La DL50 est obtenue à partir de la courbe de la réponse en fonction de la dose et elle représente la dose à laquelle 50 % des organismes (p. ex., des ravageurs) utilisés dans le test sont tués. En pratique, une variabilité considérable est souvent observée dans les taux de mortalité mesurés à différents niveaux de doses, et on fait appel à des méthodes statistiques (appelées analyses par la méthode des logits ou probits) pour déterminer les DL50 le plus précisément possible.
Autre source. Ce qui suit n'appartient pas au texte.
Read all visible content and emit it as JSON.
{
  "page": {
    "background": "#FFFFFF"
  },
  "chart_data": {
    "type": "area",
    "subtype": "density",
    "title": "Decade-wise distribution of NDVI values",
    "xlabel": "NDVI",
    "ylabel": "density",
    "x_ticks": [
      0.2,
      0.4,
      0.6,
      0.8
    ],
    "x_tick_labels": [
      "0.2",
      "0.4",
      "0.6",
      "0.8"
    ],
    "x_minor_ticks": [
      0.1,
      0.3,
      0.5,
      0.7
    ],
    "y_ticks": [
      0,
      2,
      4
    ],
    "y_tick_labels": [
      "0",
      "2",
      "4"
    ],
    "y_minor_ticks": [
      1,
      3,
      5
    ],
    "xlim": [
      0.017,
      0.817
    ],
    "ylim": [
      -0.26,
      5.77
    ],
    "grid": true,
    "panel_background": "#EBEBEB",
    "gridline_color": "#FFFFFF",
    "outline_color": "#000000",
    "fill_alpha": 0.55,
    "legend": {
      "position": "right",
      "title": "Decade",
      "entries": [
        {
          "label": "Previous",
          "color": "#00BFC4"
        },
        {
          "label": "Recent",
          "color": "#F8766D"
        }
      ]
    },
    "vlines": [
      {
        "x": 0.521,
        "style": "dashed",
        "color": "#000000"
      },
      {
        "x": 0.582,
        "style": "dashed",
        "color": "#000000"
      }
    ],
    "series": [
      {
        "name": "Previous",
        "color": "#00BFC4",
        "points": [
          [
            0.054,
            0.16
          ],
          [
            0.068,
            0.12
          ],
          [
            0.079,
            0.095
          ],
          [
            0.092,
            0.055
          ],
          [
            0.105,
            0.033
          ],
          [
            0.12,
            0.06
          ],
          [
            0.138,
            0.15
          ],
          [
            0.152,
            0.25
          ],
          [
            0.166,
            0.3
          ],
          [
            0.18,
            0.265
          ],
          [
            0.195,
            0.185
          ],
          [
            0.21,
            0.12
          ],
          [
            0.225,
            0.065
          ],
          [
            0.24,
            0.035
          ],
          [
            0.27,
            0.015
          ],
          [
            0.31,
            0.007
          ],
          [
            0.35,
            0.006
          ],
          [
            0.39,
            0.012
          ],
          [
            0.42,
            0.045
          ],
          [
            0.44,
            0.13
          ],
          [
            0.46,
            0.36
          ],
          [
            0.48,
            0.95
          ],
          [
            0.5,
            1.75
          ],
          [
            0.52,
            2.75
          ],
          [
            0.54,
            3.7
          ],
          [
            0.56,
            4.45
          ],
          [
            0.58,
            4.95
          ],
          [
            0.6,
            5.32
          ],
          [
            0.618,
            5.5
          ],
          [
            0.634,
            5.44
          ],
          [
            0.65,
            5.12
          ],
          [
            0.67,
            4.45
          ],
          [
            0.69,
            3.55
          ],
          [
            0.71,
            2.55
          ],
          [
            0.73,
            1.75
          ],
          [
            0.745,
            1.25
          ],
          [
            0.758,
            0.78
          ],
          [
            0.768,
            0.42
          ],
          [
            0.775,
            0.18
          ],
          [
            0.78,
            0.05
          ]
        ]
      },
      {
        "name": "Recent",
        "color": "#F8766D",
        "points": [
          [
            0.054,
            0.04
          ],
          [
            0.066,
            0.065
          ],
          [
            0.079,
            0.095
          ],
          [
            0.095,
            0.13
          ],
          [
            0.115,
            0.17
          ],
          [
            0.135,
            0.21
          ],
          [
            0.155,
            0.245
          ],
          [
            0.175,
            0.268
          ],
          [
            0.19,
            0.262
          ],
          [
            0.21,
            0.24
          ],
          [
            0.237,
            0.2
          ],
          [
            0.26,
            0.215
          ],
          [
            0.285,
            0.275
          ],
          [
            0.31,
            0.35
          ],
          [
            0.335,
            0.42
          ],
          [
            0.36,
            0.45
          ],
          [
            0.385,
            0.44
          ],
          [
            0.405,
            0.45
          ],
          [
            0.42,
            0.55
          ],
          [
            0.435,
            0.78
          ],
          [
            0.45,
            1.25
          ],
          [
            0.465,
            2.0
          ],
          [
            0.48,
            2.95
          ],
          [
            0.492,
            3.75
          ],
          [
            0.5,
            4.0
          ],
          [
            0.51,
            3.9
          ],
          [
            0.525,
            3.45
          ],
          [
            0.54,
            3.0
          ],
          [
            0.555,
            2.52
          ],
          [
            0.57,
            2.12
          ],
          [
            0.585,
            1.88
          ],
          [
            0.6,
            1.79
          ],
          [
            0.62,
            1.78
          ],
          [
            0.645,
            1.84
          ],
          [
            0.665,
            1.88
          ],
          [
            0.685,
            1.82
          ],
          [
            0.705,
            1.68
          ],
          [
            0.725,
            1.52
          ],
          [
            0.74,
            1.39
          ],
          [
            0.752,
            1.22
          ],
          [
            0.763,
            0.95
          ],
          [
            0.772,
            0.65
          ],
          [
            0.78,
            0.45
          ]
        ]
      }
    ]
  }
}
D’autres niveaux de réponse peuvent être utilisés, comme la DL10 ou la DL90 (c.-à-d. qui produisent un niveau de destruction de 10 % et 90 %, respectivement), mais la DL50 est le critère le plus communément utilisé, car il représente le point auquel la dose peut être estimée le plus précisément. Dans certains biodosages, le pesticide n’est pas administré directement à la cible et la dose réellement appliquée à un individu donné est donc inconnue. Différents schémas posologiques (voir la section 6.1) peuvent être appliqués (p. ex., dépôts en surface à différents taux de préparations pesticides à diverses concentrations). Dans ce cas, la concentration létale médiane, ou CL50, sera rapportée.